Blog/Research

Britain's Digital Future: A new white paper from Focaldata

December 16, 2025

We are delighted to announce the release of our latest white paper, Britain's Digital Future: Why digital sovereignty could become
the next major political divide.

The executive summary follows, but you download the full white paper at the download link below.

Executive summary

Digital sovereignty – the idea that a country should control how its data and digital systems are managed, and have the power to regulate both under its own laws – is not widely recognised by the UK public. In an era of fraught geopolitical tensions and discussions around the burgeoning ‘AI Cold War’, however, it may well be one of the defining economic and political questions of the next decade.

While direct awareness is low, we have uncovered evidence that the underlying policy choices digital sovereignty encompasses could have large impacts on the outcome of future UK elections. We find consistent public preferences for policies that limit foreign ownership of digital infrastructure and assert national rules independent of major United States or European Union influences, with these preferences emerging as more important drivers of voting behaviour than views on existing major political issues like migration, climate change and the NHS.

The country possesses a broad inclination towards digital protectionism and economic nationalism, in which voters value tech autonomy as an extension of national security and sovereignty. Free-market campaigners will need to work hard to overcome this.

Based on an attitudinal segmentation, we have identified six distinct groups within public opinion, differentiated by their views on technology, AI, and the state’s role in regulation of digital assets. These groups are Atlantic Innovators, Digital Globalists, Cautious Controllers, Hands-off Moderates, Tech Sceptics and the AI Vanguard.

Generally speaking, technology firms are more trusted than governments to act in the UK’s best interests, but US-based companies face reputational challenges linked to distrust of the US government. This is a new situation emerging in the Trump 2.0 era, serving as the cornerstone for why pro-US messages are often seen as unpersuasive and can backfire among key swing audiences.

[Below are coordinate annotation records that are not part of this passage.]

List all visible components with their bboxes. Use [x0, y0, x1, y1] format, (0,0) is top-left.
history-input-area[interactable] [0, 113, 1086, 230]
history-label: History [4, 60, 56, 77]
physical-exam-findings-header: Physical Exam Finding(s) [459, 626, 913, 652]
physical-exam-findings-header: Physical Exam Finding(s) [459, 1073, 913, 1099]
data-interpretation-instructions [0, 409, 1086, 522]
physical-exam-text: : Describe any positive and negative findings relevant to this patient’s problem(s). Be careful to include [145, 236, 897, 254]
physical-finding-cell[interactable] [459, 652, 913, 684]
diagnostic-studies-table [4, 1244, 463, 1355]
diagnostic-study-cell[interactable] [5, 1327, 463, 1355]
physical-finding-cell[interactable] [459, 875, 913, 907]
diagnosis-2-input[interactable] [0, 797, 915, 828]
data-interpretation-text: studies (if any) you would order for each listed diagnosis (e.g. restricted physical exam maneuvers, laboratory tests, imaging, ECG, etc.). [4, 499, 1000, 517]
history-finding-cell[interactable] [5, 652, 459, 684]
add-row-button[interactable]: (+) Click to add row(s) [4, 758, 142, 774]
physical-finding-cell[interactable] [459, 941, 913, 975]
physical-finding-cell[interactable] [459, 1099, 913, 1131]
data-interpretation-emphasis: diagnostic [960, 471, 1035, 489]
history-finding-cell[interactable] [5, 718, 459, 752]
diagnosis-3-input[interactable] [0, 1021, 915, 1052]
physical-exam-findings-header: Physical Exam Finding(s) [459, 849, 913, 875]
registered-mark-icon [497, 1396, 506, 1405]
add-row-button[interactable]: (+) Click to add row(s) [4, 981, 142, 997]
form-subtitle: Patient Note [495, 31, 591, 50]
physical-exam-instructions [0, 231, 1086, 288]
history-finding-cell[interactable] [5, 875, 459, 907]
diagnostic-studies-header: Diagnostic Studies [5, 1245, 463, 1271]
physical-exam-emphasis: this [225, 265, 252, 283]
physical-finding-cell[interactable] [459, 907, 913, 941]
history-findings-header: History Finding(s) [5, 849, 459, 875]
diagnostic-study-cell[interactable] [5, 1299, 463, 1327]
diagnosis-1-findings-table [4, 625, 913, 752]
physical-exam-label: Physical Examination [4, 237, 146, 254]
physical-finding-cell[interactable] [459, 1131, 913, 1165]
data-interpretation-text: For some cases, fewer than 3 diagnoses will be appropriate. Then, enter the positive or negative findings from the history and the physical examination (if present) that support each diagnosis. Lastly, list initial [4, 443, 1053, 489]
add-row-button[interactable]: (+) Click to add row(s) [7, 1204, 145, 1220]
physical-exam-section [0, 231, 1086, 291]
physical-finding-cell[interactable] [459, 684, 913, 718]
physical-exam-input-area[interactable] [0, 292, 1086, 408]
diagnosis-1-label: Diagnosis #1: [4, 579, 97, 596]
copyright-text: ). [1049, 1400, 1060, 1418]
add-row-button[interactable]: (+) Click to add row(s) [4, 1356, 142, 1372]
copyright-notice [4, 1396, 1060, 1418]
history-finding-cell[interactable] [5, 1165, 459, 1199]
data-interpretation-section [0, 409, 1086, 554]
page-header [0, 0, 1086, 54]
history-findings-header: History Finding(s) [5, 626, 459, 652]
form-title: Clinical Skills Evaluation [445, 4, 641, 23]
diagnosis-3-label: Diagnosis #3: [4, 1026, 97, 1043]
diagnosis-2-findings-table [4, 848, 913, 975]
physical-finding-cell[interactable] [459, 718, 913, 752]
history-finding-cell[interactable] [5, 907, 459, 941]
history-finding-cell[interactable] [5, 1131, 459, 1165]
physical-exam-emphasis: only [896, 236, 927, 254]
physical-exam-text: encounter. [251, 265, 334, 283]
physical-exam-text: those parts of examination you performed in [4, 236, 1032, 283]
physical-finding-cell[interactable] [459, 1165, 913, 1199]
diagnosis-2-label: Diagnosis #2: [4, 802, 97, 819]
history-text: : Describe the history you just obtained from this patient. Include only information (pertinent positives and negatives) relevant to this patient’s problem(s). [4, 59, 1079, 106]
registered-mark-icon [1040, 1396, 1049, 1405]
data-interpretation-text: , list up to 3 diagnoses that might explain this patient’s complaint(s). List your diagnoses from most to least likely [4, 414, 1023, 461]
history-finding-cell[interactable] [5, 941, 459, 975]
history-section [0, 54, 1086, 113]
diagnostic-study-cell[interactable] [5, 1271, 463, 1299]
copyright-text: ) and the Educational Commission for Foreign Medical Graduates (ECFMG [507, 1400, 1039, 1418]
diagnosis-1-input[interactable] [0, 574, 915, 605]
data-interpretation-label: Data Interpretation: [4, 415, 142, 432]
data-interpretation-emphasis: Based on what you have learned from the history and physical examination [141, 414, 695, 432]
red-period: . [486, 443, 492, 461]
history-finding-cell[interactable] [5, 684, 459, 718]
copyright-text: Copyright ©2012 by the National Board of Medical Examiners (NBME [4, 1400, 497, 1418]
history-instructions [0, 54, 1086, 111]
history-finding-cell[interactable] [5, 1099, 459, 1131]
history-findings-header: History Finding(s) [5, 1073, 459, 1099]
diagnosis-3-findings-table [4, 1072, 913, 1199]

Our analysis also highlights the power of messengers in shaping nascent digital sovereignty narratives, which in some cases are as important as the messages themselves. We observed a 14-point gap between the most- and least-effective messengers in our data. In a world where views on digital sovereignty are not yet fixed, campaigns will benefit from placing particular emphasis on who is communicating their messages. US tech magnates and UK-based politicians tend to undermine message credibility, while domestically-rooted, somewhat apolitical figures from trusted institutions like the army, NHS or British business consistently strengthen public support.

Taken together, our findings show that digital sovereignty could soon become a potent but malleable political faultline. While few voters could define it, many already have strong instincts about what it should mean, and those instincts will matter for the UK’s future digital, economic and foreign policy strategies.